Art. 6º - Todos os usuários de canal, no âmbito do Distrito Federal, deverão regularizar-se em até 180 (cento e oitenta) dias após a publicação desta Resolução no Diário Oficial do Distrito Federal. O descumprimento implicará nas penalidades previstas na legislação específica.

Art. 7º - As adequações estruturais básicas do canal, propostas nesta Resolução, ficarão a cargo dos usuários que promoverão a eleição, contratação e execução do projeto, quando couber.

Art. 8º - O ônus advindo de toda e qualquer operação realizada no canal, seja por força das obrigações estabelecidas pelo órgão outorgante ou pela simples manutenção, limpeza e proteção do canal, ficará a cargo de todos os seus usuários.

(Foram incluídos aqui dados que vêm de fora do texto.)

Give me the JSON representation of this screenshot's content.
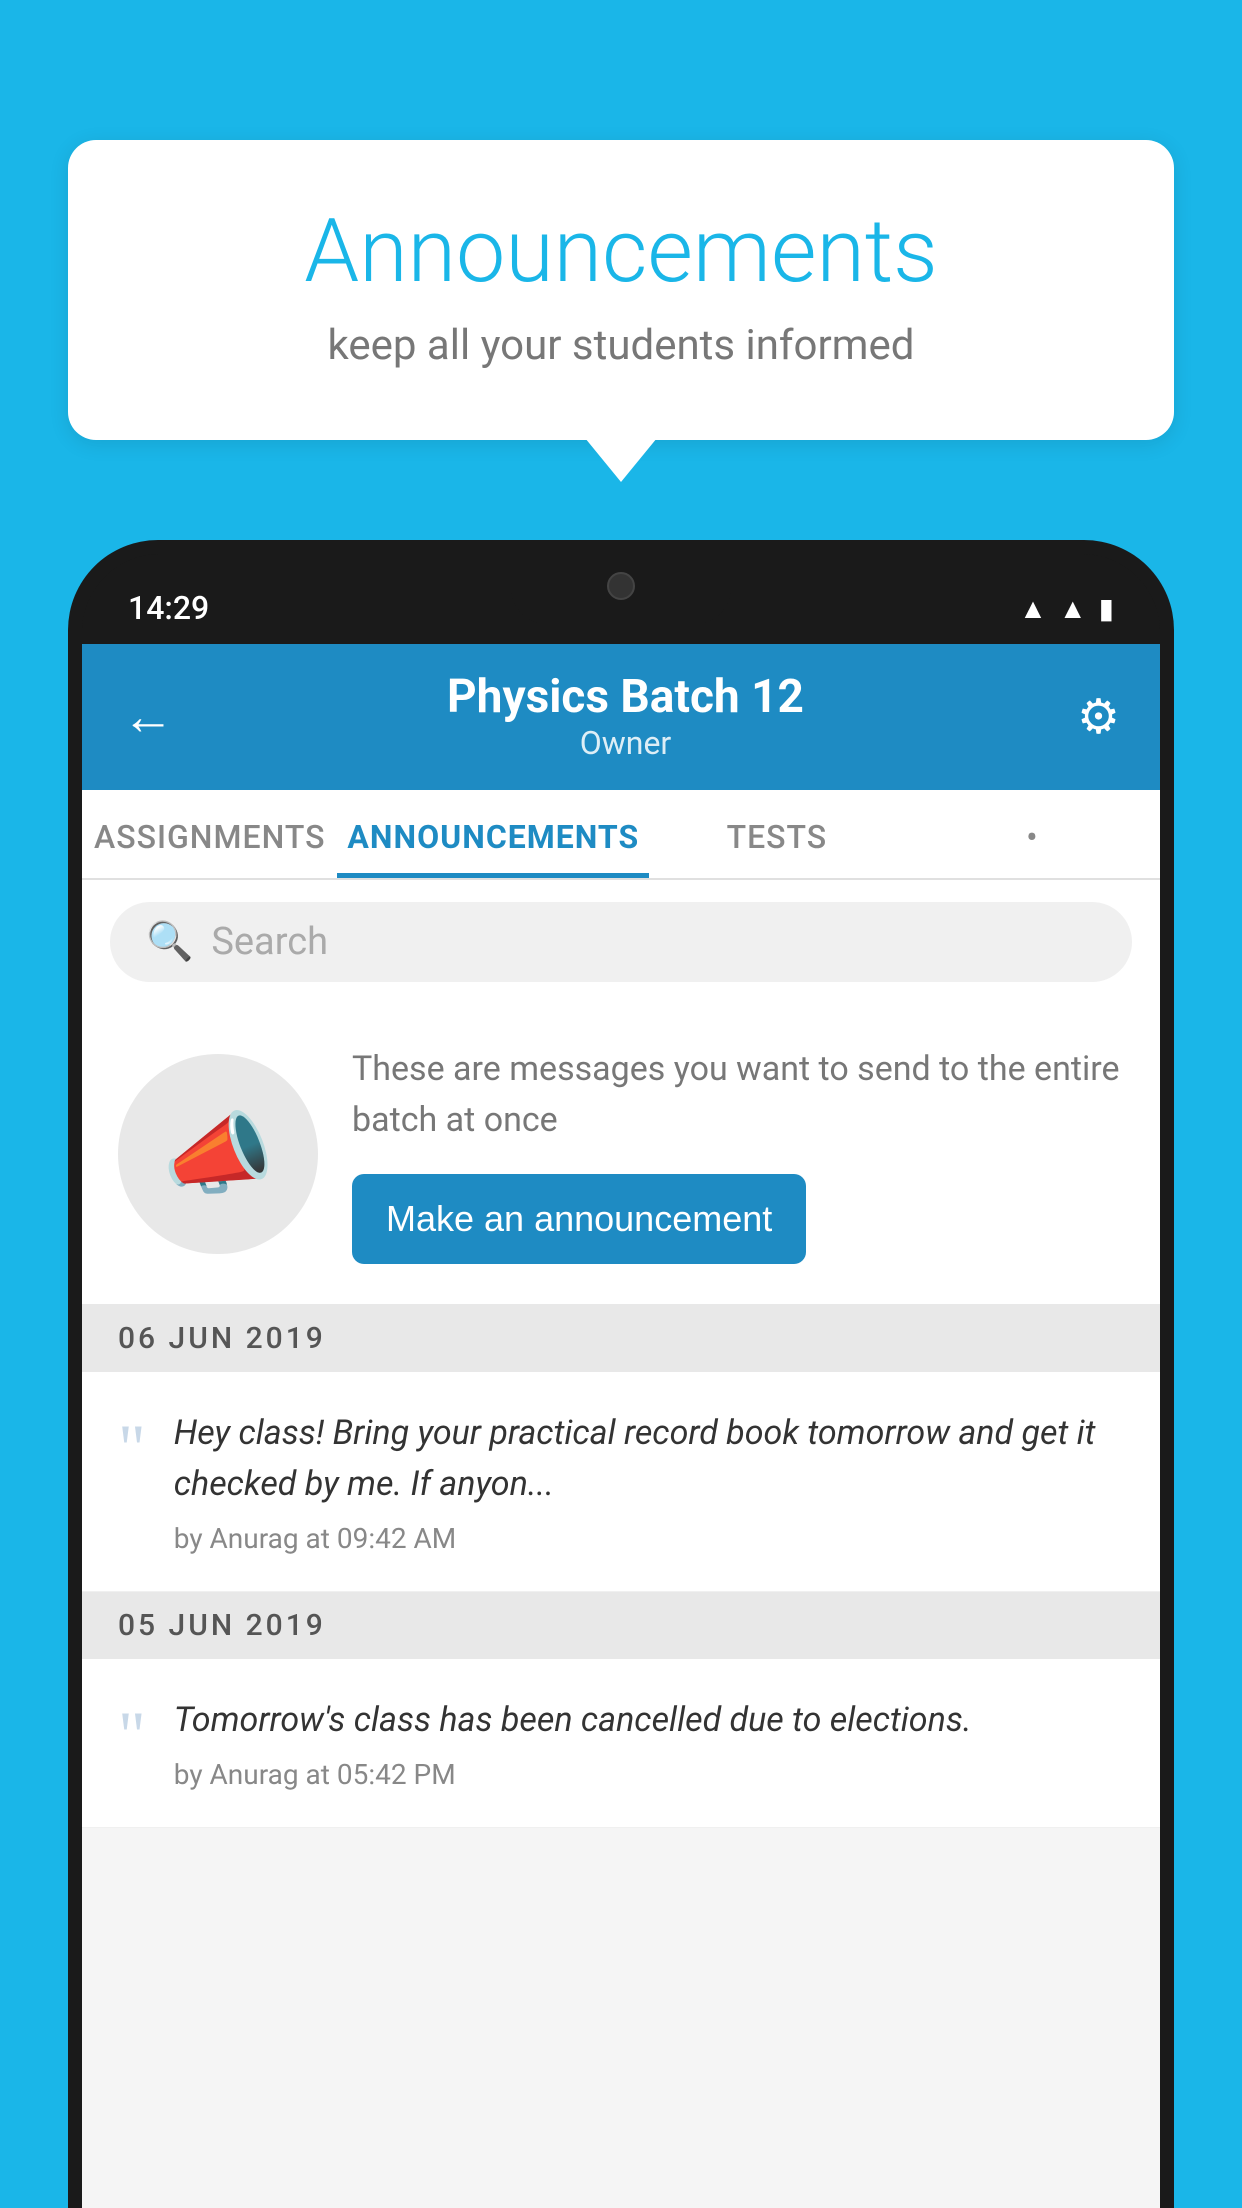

Art. 9º - A responsabilidade das ações, o cumprimento dos compromissos e a prestação de informações são pontos solidários a todos os usuários, que transmitirão ao representante da entidade criada as informações necessárias para o atendimento das solicitações expedidas pela ADASA.

Art. 10 - Os usuários de canal deverão respeitar a legislação ambiental e articular-se com o órgão competente, com vistas à obtenção de licenças ambientais, quando couber, cumprindo as exigências nelas contidas, respondendo pelas conseqüências do descumprimento das leis, regulamentos e licenças.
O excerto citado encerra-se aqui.